2008A&A...480..703H

Several photometric redshift (photo-z) codes are discussed in the literature and some are publicly available to be used by the community. We analyse the relative performance of different codes in blind applications to ground-based data. In particular, we study how the choice of the code-template combination, the depth of the data, and the filter set influences the photo-z accuracy.We performed a blind test of different photo-z codes on imaging datasets with different depths and filter coverages and compared the results to large spectroscopic catalogues. We analysed the photo-z error behaviour to select cleaner subsamples with more secure photo-z estimates. We consider Hyperz, BPZ, and the code used in the CADIS, COMBO-17, and HIROCS surveys. The photo-z error estimates of the three codes do not correlate tightly with the accuracy of the photo-z's.
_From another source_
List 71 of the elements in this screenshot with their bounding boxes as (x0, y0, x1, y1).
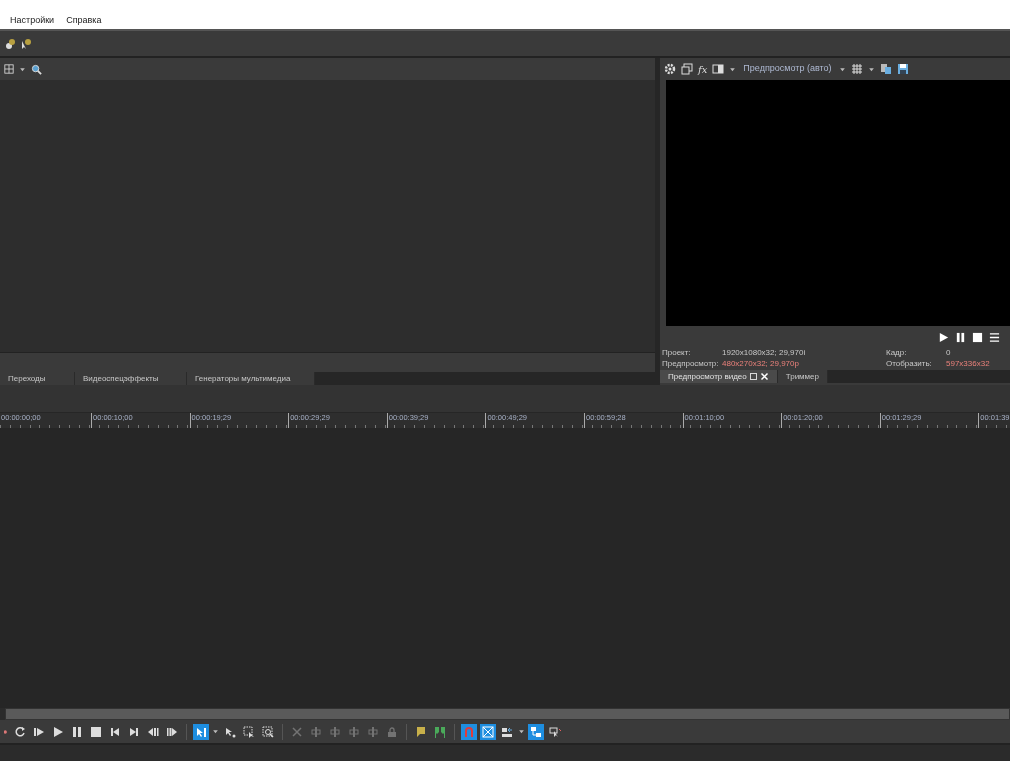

While very large errors sometimes indicate a true catastrophic photo-z failure, smaller errors are usually not meaningful. For any given dataset, we find significant differences in redshift accuracy and outlier rates between the different codes when compared to spectroscopic redshifts. However, different codes excel in different regimes. The agreement between different sets of photo-z's is better for the subsample with secure spectroscopic redshifts than for the whole catalogue. Outlier rates in the latter are typically larger by at least a factor of two. Running today's photo-z codes on well-calibrated ground-based data can lead to reasonable accuracy. The actual performance on a given dataset is largely dependent on the template choice and on realistic instrumental response curves. The photo-z error estimation of today's codes from the probability density function is not reliable, and reported errors do not correlate tightly with accuracy. It would be desirable to improve this aspect for future applications so as to get a better handle on rejecting objects with grossly inaccurate photo-z's. The secure spectroscopic subsamples commonly used for assessments of photo-z accuracy may be biased toward objects for which the photo-z's are easier to estimate than for a complete flux-limited sample, resulting in very optimistic estimates.